Étant donné que les muscles fléchisseurs et extenseurs sont situés dans les avant-bras, la position isométrique de l’alignement dos de la main + poignet + avant-bras va renforcer cette partie de votre corps. En plus de garantir la stabilité des articulations des poignets, le développement de ces muscles pourrait contribuer à réduire les risques d’entorses.

Comment faire des pompes sur les poings ?

Avant toute chose, effectuez quelques minutes de cardio afin de faire monter votre rythme cardiaque. Ensuite, passez à l’échauffement des articulations (épaules, coudes et poignets), puis des muscles, en effectuant quelques séries de 1 à 3 répétitions.

Prenez la position des pompes classiques :

  • la nuque, le dos, le bassin et les jambes forment une ligne droite ;
  • les pieds (orteils et talons) sont joints ;
  • les abdominaux et les fessiers sont gainés.

Les bras sont tendus, écartés de la largeur des épaules, et perpendiculaires au sol : dos de la main, poignet, avant-bras et épaule sont alignés pendant la position haute.

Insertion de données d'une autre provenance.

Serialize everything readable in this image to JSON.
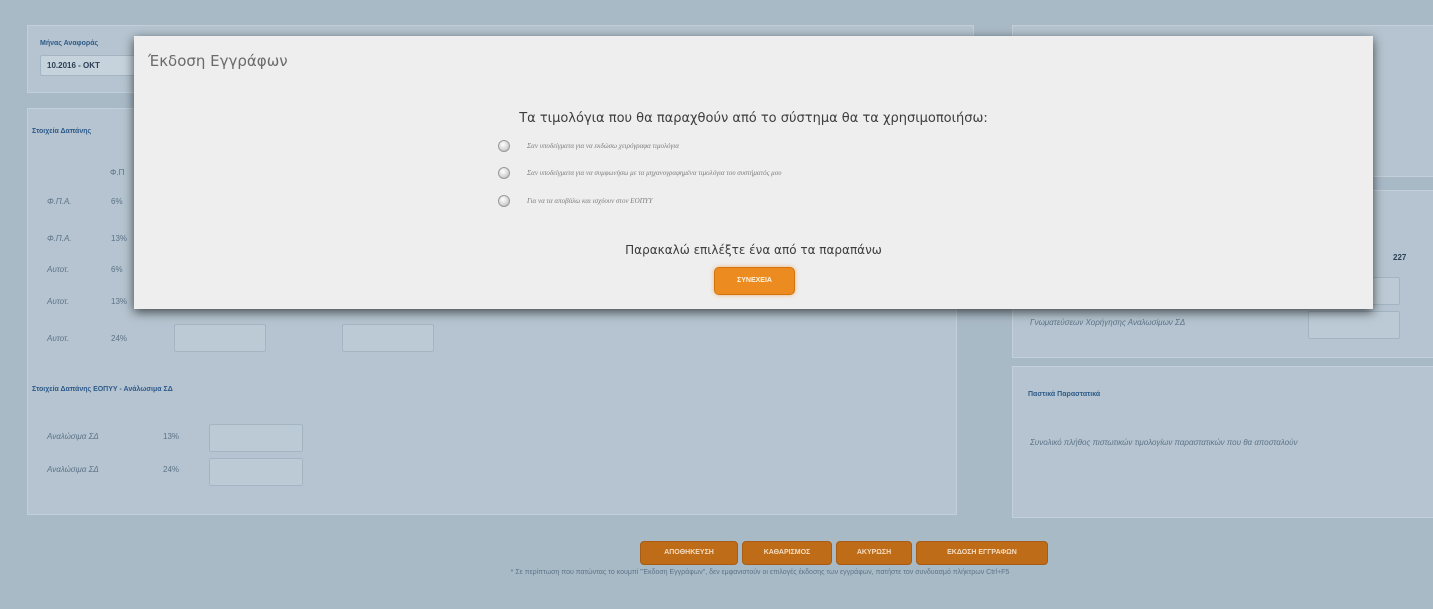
{
  "background": {
    "month_label": "Μήνας Αναφοράς",
    "month_value": "10.2016 - ΟΚΤ",
    "section1_title": "Στοιχεία Δαπάνης",
    "col_header": "Φ.Π",
    "rows": [
      {
        "label": "Φ.Π.Α.",
        "pct": "6%"
      },
      {
        "label": "Φ.Π.Α.",
        "pct": "13%"
      },
      {
        "label": "Αυτοτ.",
        "pct": "6%"
      },
      {
        "label": "Αυτοτ.",
        "pct": "13%"
      },
      {
        "label": "Αυτοτ.",
        "pct": "24%"
      }
    ],
    "section2_title": "Στοιχεία Δαπάνης ΕΟΠΥΥ - Ανάλωσιμα ΣΔ",
    "rows2": [
      {
        "label": "Αναλώσιμα ΣΔ",
        "pct": "13%"
      },
      {
        "label": "Αναλώσιμα ΣΔ",
        "pct": "24%"
      }
    ],
    "right_side_label": "Γνωματεύσεων Χορήγησης Αναλωσίμων ΣΔ",
    "right_code": "227",
    "right_section_title": "Παστικά Παραστατικά",
    "right_section_text": "Συνολικό πλήθος πιστωτικών τιμολογίων παραστατικών που θα αποσταλούν"
  },
  "buttons": {
    "save": "ΑΠΟΘΗΚΕΥΣΗ",
    "clear": "ΚΑΘΑΡΙΣΜΟΣ",
    "cancel": "ΑΚΥΡΩΣΗ",
    "issue": "ΕΚΔΟΣΗ ΕΓΓΡΑΦΩΝ"
  },
  "footer_note": "* Σε περίπτωση που πατώντας το κουμπί \"Έκδοση Εγγράφων\", δεν εμφανιστούν οι επιλογές έκδοσης των εγγράφων, πατήστε τον συνδυασμό πλήκτρων Ctrl+F5",
  "modal": {
    "title": "Έκδοση Εγγράφων",
    "question": "Τα τιμολόγια που θα παραχθούν από το σύστημα θα τα χρησιμοποιήσω:",
    "options": [
      "Σαν υποδείγματα για να εκδώσω χειρόγραφα τιμολόγια",
      "Σαν υποδείγματα για να συμφωνήσω με τα μηχανογραφημένα τιμολόγια του συστήματός μου",
      "Για να τα αποβάλω και ισχύουν στον ΕΟΠΥΥ"
    ],
    "prompt": "Παρακαλώ επιλέξτε ένα από τα παραπάνω",
    "continue": "ΣΥΝΕΧΕΙΑ"
  }
}
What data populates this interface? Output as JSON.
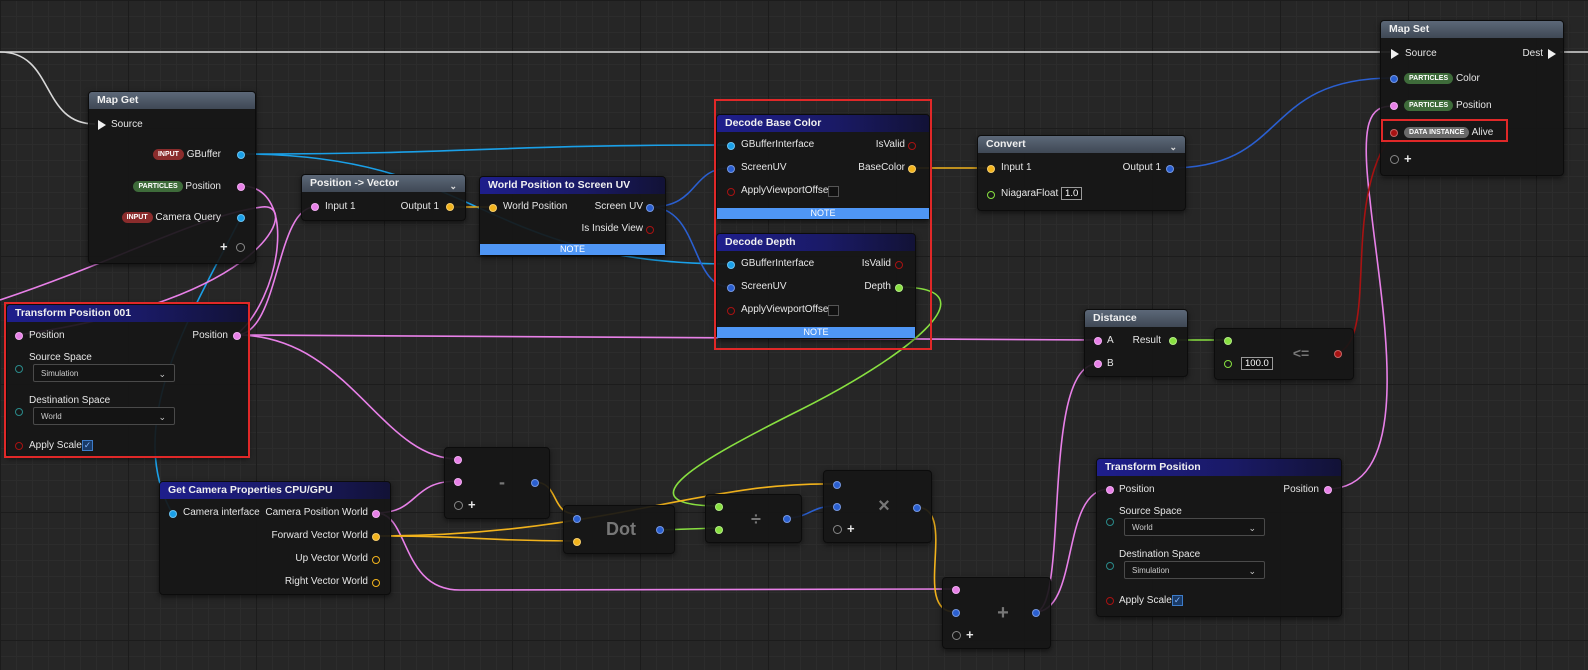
{
  "colors": {
    "exec": "#f0f0f0",
    "position": "#e880e8",
    "interface": "#1aa0e8",
    "vector_blue": "#2a5fd0",
    "float_green": "#88e040",
    "color_yellow": "#f2b31c",
    "bool_red": "#a81212",
    "highlight": "#e02828",
    "note": "#4f96f5"
  },
  "map_get": {
    "title": "Map Get",
    "source": "Source",
    "rows": [
      {
        "badge": "INPUT",
        "label": "GBuffer"
      },
      {
        "badge": "PARTICLES",
        "label": "Position"
      },
      {
        "badge": "INPUT",
        "label": "Camera Query"
      }
    ]
  },
  "transform_position_001": {
    "title": "Transform Position 001",
    "position_in": "Position",
    "position_out": "Position",
    "source_space_label": "Source Space",
    "source_space_value": "Simulation",
    "destination_space_label": "Destination Space",
    "destination_space_value": "World",
    "apply_scale": "Apply Scale"
  },
  "position_to_vector": {
    "title": "Position -> Vector",
    "input": "Input 1",
    "output": "Output 1"
  },
  "world_to_uv": {
    "title": "World Position to Screen UV",
    "input": "World Position",
    "out_uv": "Screen UV",
    "out_inside": "Is Inside View",
    "note": "NOTE"
  },
  "decode_base_color": {
    "title": "Decode Base Color",
    "in1": "GBufferInterface",
    "in2": "ScreenUV",
    "in3": "ApplyViewportOffset",
    "out1": "IsValid",
    "out2": "BaseColor",
    "note": "NOTE"
  },
  "decode_depth": {
    "title": "Decode Depth",
    "in1": "GBufferInterface",
    "in2": "ScreenUV",
    "in3": "ApplyViewportOffset",
    "out1": "IsValid",
    "out2": "Depth",
    "note": "NOTE"
  },
  "convert": {
    "title": "Convert",
    "input": "Input 1",
    "output": "Output 1",
    "niagara_label": "NiagaraFloat",
    "niagara_value": "1.0"
  },
  "map_set": {
    "title": "Map Set",
    "source": "Source",
    "dest": "Dest",
    "rows": [
      {
        "badge": "PARTICLES",
        "label": "Color"
      },
      {
        "badge": "PARTICLES",
        "label": "Position"
      },
      {
        "badge": "DATA INSTANCE",
        "label": "Alive"
      }
    ]
  },
  "distance": {
    "title": "Distance",
    "in_a": "A",
    "in_b": "B",
    "out": "Result"
  },
  "compare": {
    "value": "100.0",
    "op": "<="
  },
  "camera_props": {
    "title": "Get Camera Properties CPU/GPU",
    "input": "Camera interface",
    "out1": "Camera Position World",
    "out2": "Forward Vector World",
    "out3": "Up Vector World",
    "out4": "Right Vector World"
  },
  "ops": {
    "subtract": "-",
    "dot": "Dot",
    "divide": "÷",
    "multiply": "×",
    "add": "+"
  },
  "transform_position": {
    "title": "Transform Position",
    "position_in": "Position",
    "position_out": "Position",
    "source_space_label": "Source Space",
    "source_space_value": "World",
    "destination_space_label": "Destination Space",
    "destination_space_value": "Simulation",
    "apply_scale": "Apply Scale"
  }
}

Les épaules, quant à elles, sont verrouillées.

Les poings sont en prise neutre : les paumes des mains se font face. Enroulez les doigts dans votre paume et faites reposer le poids de votre corps sur les phalanges. Enroulez ensuite le pouce autour des autres doigts.

Pour amortir la pression qui pèse sur les phalanges, il est recommandé de réaliser l’exercice sur un tapis de gym ou en mettant une serviette de bain pliée sous vos poings.

  1. Effectuez la descente en inspirant (3 secondes), jusqu’à ce que vos triceps soient parallèles au sol ;
  2. Maintenez la position basse (2 secondes) ;
  3. Effectuez la montée en expirant complètement.

Réalisez 5 à 10 répétitions et récupérez 120 secondes. Faites 3 à 5 séries.

2:58 à 3:08

L’exercice est encore trop éprouvant ? Faites les pompes sur les poings … sur les genoux.

Faire des pompes sur les poings ou sur les mains ?

Toutes désignées pour les personnes que les pompes classiques incommodent, les pompes sur les poings sont également des exercices intéressants pour celles et ceux qui souhaitent progresser en pompes ou tout simplement varier les prises.

Si vous décidez d’ajouter les pompes sur les poings à votre routine, limitez les répétitions lors des premiers entraînements et prenez le temps de bien maîtriser l’exécution du mouvement. Au fur et à mesure que vos avant-bras et vos poignets se renforceront, vous pourrez graduellement augmenter le nombre de répétitions et de séries, ainsi que réduire les temps de récupération.